Que me perdoem os muito modernos, mas a decadência é fundamental. Sou viciado no que fica ultrapassado sem perder de todo o glamour. Tanto que quando vou ao Rio, faço questão de me hospedar em Copacabana. Existe símbolo de decadência mais elegante do que o imponente Copacabana Palace?
Pensava que os charmosos passos do romantismo ultrapassavam em muito as fronteiras do bairro carioca. Acabei por descobrir que descer a ladeira com legitimidade e sem escorregar do salto é obra para perua internacional. Como Copacabana.
Semana passada fui a um Circo. Não um Grand Circo, com aquele cheiro característico, mistura de coco de elefante cansado com hálito de leão desdentado e urina de acrobatas entediados. Estes também dão verdadeiros shows de declínio nas curvas da modernidade.
O circo da vez tinha propriedades estranhas. A começar pela localização: rua Augusta, próxima à Consolação. Depois, sem animais. Descobri que circo moderno é assim, ecologicamente correto. A próxima surpresa foi o preço, 20 reais os adultos e 10 as crianças, o que naturalmente afastou a molecada genuína e grande parte da gostosa ansiedade preliminar.
Mas nem tudo estava perdido. A atração principal era um quadro que sempre tive vontade de assistir: Monga, a Mulher Gorila.
Disputada por circos mambembes dos anos 60, esta mórbida vedete povoou de terror os sonhos de muitas crianças da minha época. Confesso que no meu caso não passou de horror imaginário, porque nunca tive coragem de presenciar a tal metamorfose. Ouvia dizer que era jogo de luzes, truques primários. Mas, na dúvida, preferia manter-me seguro e distante de tamanha aberração.

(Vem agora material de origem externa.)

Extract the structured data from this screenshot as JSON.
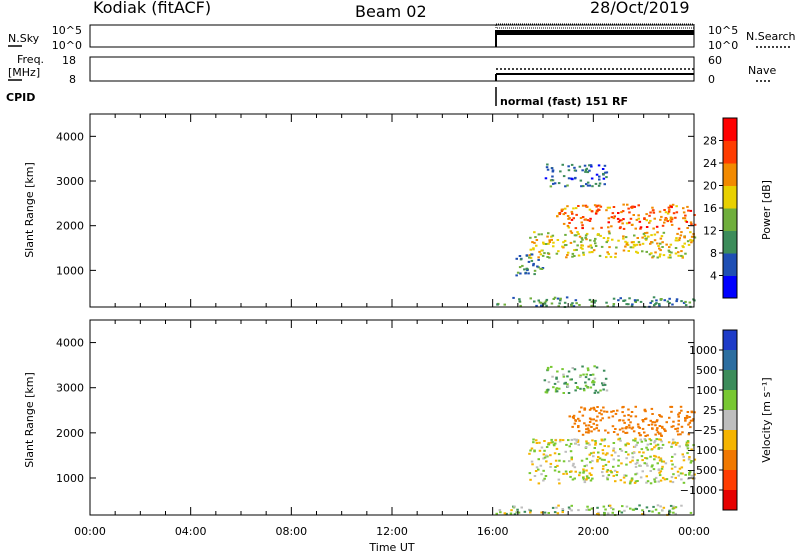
{
  "header": {
    "station": "Kodiak (fitACF)",
    "beam": "Beam 02",
    "date": "28/Oct/2019"
  },
  "panels": {
    "nsky": {
      "label": "N.Sky",
      "ticks": [
        "10^5",
        "10^0"
      ],
      "right_label": "N.Search",
      "right_ticks": [
        "10^5",
        "10^0"
      ]
    },
    "freq": {
      "label_top": "Freq.",
      "label_bottom": "[MHz]",
      "ticks": [
        "18",
        "8"
      ],
      "right_label": "Nave",
      "right_ticks": [
        "60",
        "0"
      ]
    },
    "cpid": {
      "label": "CPID",
      "text": "normal (fast) 151 RF"
    }
  },
  "chart_data": [
    {
      "type": "heatmap",
      "title": "",
      "xlabel": "Time UT",
      "ylabel": "Slant Range [km]",
      "x_ticks": [
        "00:00",
        "04:00",
        "08:00",
        "12:00",
        "16:00",
        "20:00",
        "00:00"
      ],
      "xlim_hours": [
        0,
        24
      ],
      "ylim_km": [
        180,
        4500
      ],
      "y_ticks": [
        1000,
        2000,
        3000,
        4000
      ],
      "data_start_hour": 16.1,
      "colorbar": {
        "label": "Power [dB]",
        "ticks": [
          "4",
          "8",
          "12",
          "16",
          "20",
          "24",
          "28"
        ],
        "colors": [
          "#0000ff",
          "#1f4fb4",
          "#3c8c5a",
          "#6fae3c",
          "#e8d000",
          "#f28a00",
          "#ff3c00",
          "#ff0000"
        ]
      },
      "regions": [
        {
          "name": "near-range band",
          "hours": [
            16.1,
            24.0
          ],
          "range_km": [
            200,
            420
          ],
          "level_db": 10
        },
        {
          "name": "lower echo band",
          "hours": [
            17.4,
            24.0
          ],
          "range_km": [
            1300,
            1900
          ],
          "level_db": 18
        },
        {
          "name": "upper echo band",
          "hours": [
            18.5,
            24.0
          ],
          "range_km": [
            1950,
            2500
          ],
          "level_db": 24
        },
        {
          "name": "early patch",
          "hours": [
            16.9,
            18.0
          ],
          "range_km": [
            900,
            1400
          ],
          "level_db": 9
        },
        {
          "name": "far scatter",
          "hours": [
            18.0,
            20.5
          ],
          "range_km": [
            2900,
            3400
          ],
          "level_db": 8
        }
      ]
    },
    {
      "type": "heatmap",
      "title": "",
      "xlabel": "Time UT",
      "ylabel": "Slant Range [km]",
      "x_ticks": [
        "00:00",
        "04:00",
        "08:00",
        "12:00",
        "16:00",
        "20:00",
        "00:00"
      ],
      "xlim_hours": [
        0,
        24
      ],
      "ylim_km": [
        180,
        4500
      ],
      "y_ticks": [
        1000,
        2000,
        3000,
        4000
      ],
      "data_start_hour": 16.1,
      "colorbar": {
        "label": "Velocity [m s⁻¹]",
        "ticks": [
          "1000",
          "500",
          "100",
          "25",
          "−25",
          "−100",
          "−500",
          "−1000"
        ],
        "colors": [
          "#1e3cc8",
          "#2c6ea0",
          "#3c8c5a",
          "#78c832",
          "#bebebe",
          "#f5b400",
          "#f07800",
          "#ff3c00",
          "#e60000"
        ]
      },
      "regions": [
        {
          "name": "near-range band",
          "hours": [
            16.1,
            24.0
          ],
          "range_km": [
            200,
            420
          ],
          "velocity": 50
        },
        {
          "name": "ground scatter",
          "hours": [
            17.4,
            24.0
          ],
          "range_km": [
            900,
            1900
          ],
          "velocity": 0
        },
        {
          "name": "upper echo band",
          "hours": [
            19.0,
            24.0
          ],
          "range_km": [
            1950,
            2600
          ],
          "velocity": -400
        },
        {
          "name": "far scatter",
          "hours": [
            18.0,
            20.5
          ],
          "range_km": [
            2900,
            3500
          ],
          "velocity": 100
        }
      ]
    }
  ]
}
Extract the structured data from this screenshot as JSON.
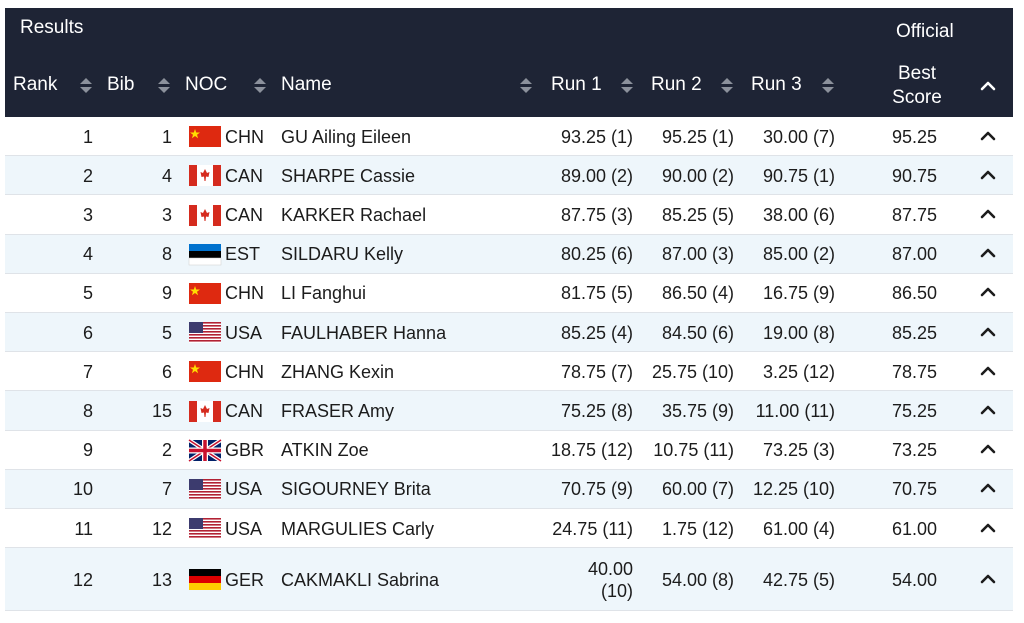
{
  "header": {
    "title": "Results",
    "status": "Official"
  },
  "table": {
    "columns": [
      "Rank",
      "Bib",
      "NOC",
      "Name",
      "Run 1",
      "Run 2",
      "Run 3",
      "Best Score"
    ],
    "rows": [
      [
        "1",
        "1",
        "CHN",
        "GU Ailing Eileen",
        "93.25 (1)",
        "95.25 (1)",
        "30.00 (7)",
        "95.25"
      ],
      [
        "2",
        "4",
        "CAN",
        "SHARPE Cassie",
        "89.00 (2)",
        "90.00 (2)",
        "90.75 (1)",
        "90.75"
      ],
      [
        "3",
        "3",
        "CAN",
        "KARKER Rachael",
        "87.75 (3)",
        "85.25 (5)",
        "38.00 (6)",
        "87.75"
      ],
      [
        "4",
        "8",
        "EST",
        "SILDARU Kelly",
        "80.25 (6)",
        "87.00 (3)",
        "85.00 (2)",
        "87.00"
      ],
      [
        "5",
        "9",
        "CHN",
        "LI Fanghui",
        "81.75 (5)",
        "86.50 (4)",
        "16.75 (9)",
        "86.50"
      ],
      [
        "6",
        "5",
        "USA",
        "FAULHABER Hanna",
        "85.25 (4)",
        "84.50 (6)",
        "19.00 (8)",
        "85.25"
      ],
      [
        "7",
        "6",
        "CHN",
        "ZHANG Kexin",
        "78.75 (7)",
        "25.75 (10)",
        "3.25 (12)",
        "78.75"
      ],
      [
        "8",
        "15",
        "CAN",
        "FRASER Amy",
        "75.25 (8)",
        "35.75 (9)",
        "11.00 (11)",
        "75.25"
      ],
      [
        "9",
        "2",
        "GBR",
        "ATKIN Zoe",
        "18.75 (12)",
        "10.75 (11)",
        "73.25 (3)",
        "73.25"
      ],
      [
        "10",
        "7",
        "USA",
        "SIGOURNEY Brita",
        "70.75 (9)",
        "60.00 (7)",
        "12.25 (10)",
        "70.75"
      ],
      [
        "11",
        "12",
        "USA",
        "MARGULIES Carly",
        "24.75 (11)",
        "1.75 (12)",
        "61.00 (4)",
        "61.00"
      ],
      [
        "12",
        "13",
        "GER",
        "CAKMAKLI Sabrina",
        "40.00 (10)",
        "54.00 (8)",
        "42.75 (5)",
        "54.00"
      ]
    ]
  }
}
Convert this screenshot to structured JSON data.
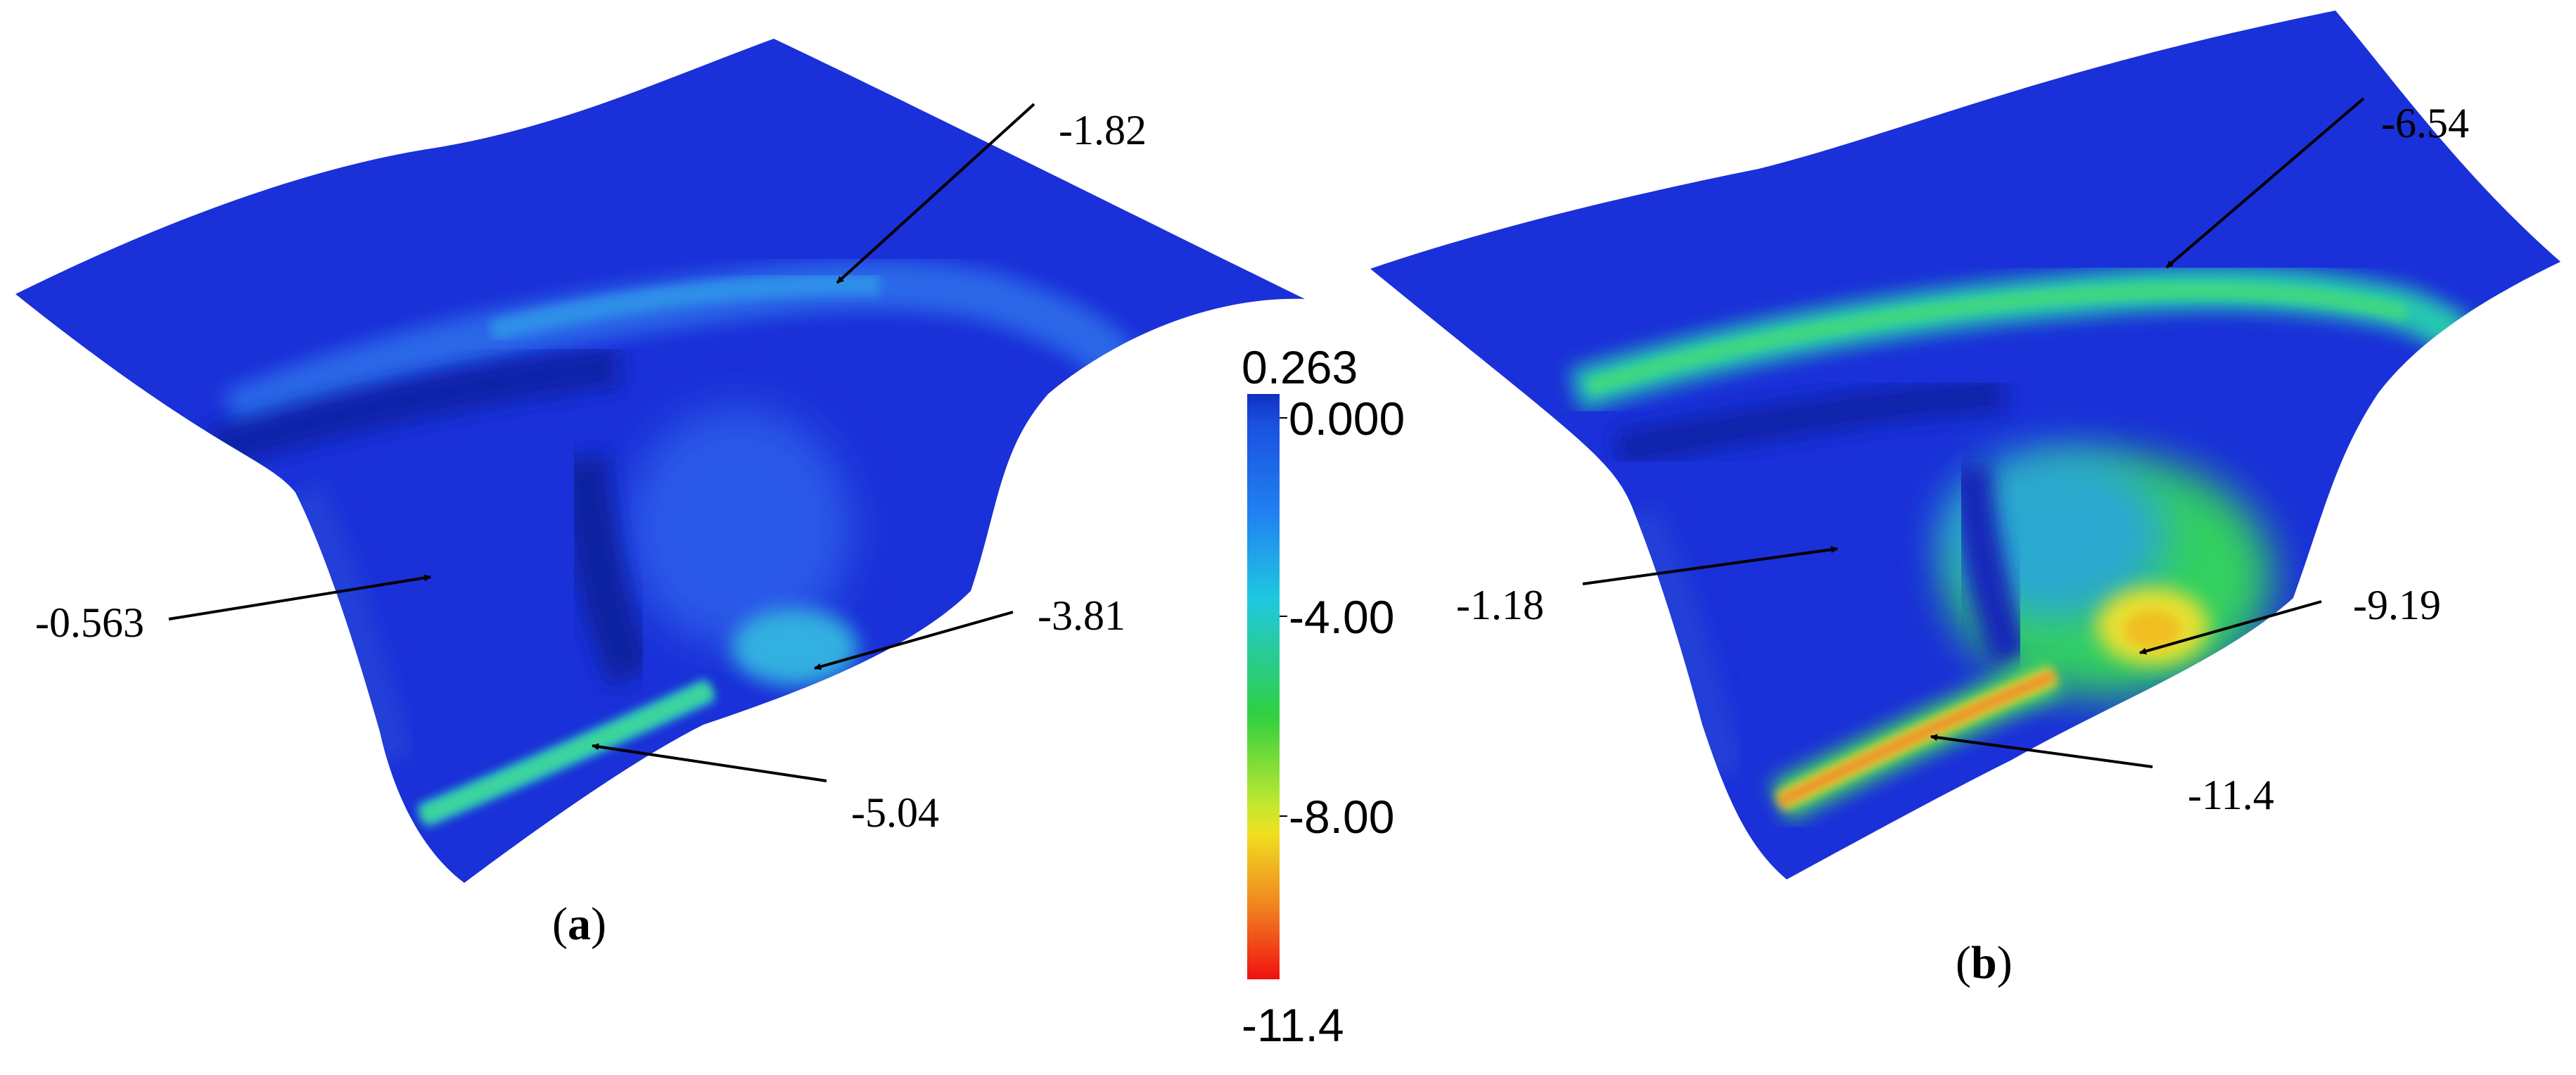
{
  "panels": [
    {
      "label_open": "(",
      "label_letter": "a",
      "label_close": ")",
      "annotations": [
        "-1.82",
        "-0.563",
        "-3.81",
        "-5.04"
      ]
    },
    {
      "label_open": "(",
      "label_letter": "b",
      "label_close": ")",
      "annotations": [
        "-6.54",
        "-1.18",
        "-9.19",
        "-11.4"
      ]
    }
  ],
  "colorbar": {
    "max_label": "0.263",
    "tick_labels": [
      "0.000",
      "-4.00",
      "-8.00"
    ],
    "min_label": "-11.4",
    "colors": {
      "top": "#1030c0",
      "upper": "#1a60e8",
      "cyan": "#20c8e0",
      "green": "#30d040",
      "yellow": "#f0e020",
      "orange": "#f08020",
      "bottom": "#f01010"
    }
  },
  "surface_colors": {
    "base": "#1830d8",
    "deep": "#1020b8",
    "light": "#2a5ae8",
    "cyan": "#28c0d8",
    "green": "#40d860",
    "yellow": "#e8e830",
    "orange": "#f07828"
  }
}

Excitado por estar próximo à tardia satisfação da minha curiosidade, entrei e sentei na arquibancada de madeira que, para mais uma decepção, era coberta por uma longa almofada, proteção contra as fendas imortalizadas na piada do “senta que o leão é manso”.
Começa um espetáculo morno. As crianças, todas rosadinhas, com cara de quem come bifinho todo dia e habituadas a sofisticados jogos de computadores, não escondiam a intolerância ante os malabarismos ingênuos e trapézios tão baixos que redes de proteção tornaria a apresentação mais derrisória que as de David Copperfield depois do Mister M.
Quando a febre da expectativa já apresentava sinais de arrefecimento, anunciaram o tão esperado fenômeno. Monga, musa de antigos pesadelos, cúmplice da minha covardia, depois de décadas, estava prestes a me redimir. Um certo desconforto quase me pôs de pé a correr. Premonição de desilusão anunciada. Controlei. Afinal, era a última chance.
Rufam-se os tambores e meu coração dispara. Abrem-se as cortinas e fecham-se meus olhos, mais por adiamento do instante do que por medo. Quando abro, foco a mais patética das personagens. Até vestido colorido e peruca de sisal ela trazia. A Mulher-Gorila do século 21 não passa de um número cômico dos mais rudimentares. Um palhaço ensaiado para ridicularizar minha intenção, banalizar minha inútil tentativa de recuperar um passado. Quase me convence de que o palhaço não era exatamente ele.
Monga, a Mulher-Gorila que assustou, intrigou e habitou a fantasia da minha geração mudou.Tomou a direção do pedagogicamente correto, rezando mais nas cartilhas de Piaget do que nas de Zé do Caixão. Não me dei à paciência de avaliar a qualidade. Deixei o espetáculo antes do final, me sentindo ludibriado e com vontade de pegar a ponte aérea. Meu medo agora era outro. Não do sobrenatural, nem de ser o palhaço daquele sábado, daquele circo. Mas tive pavor de continuar a perder, principalmente tempo. Se a Mulher-Gorila já não existe nem entre o charme e a elegância das decadências, o que poderá acontecer quando eu voltar a Copacabana?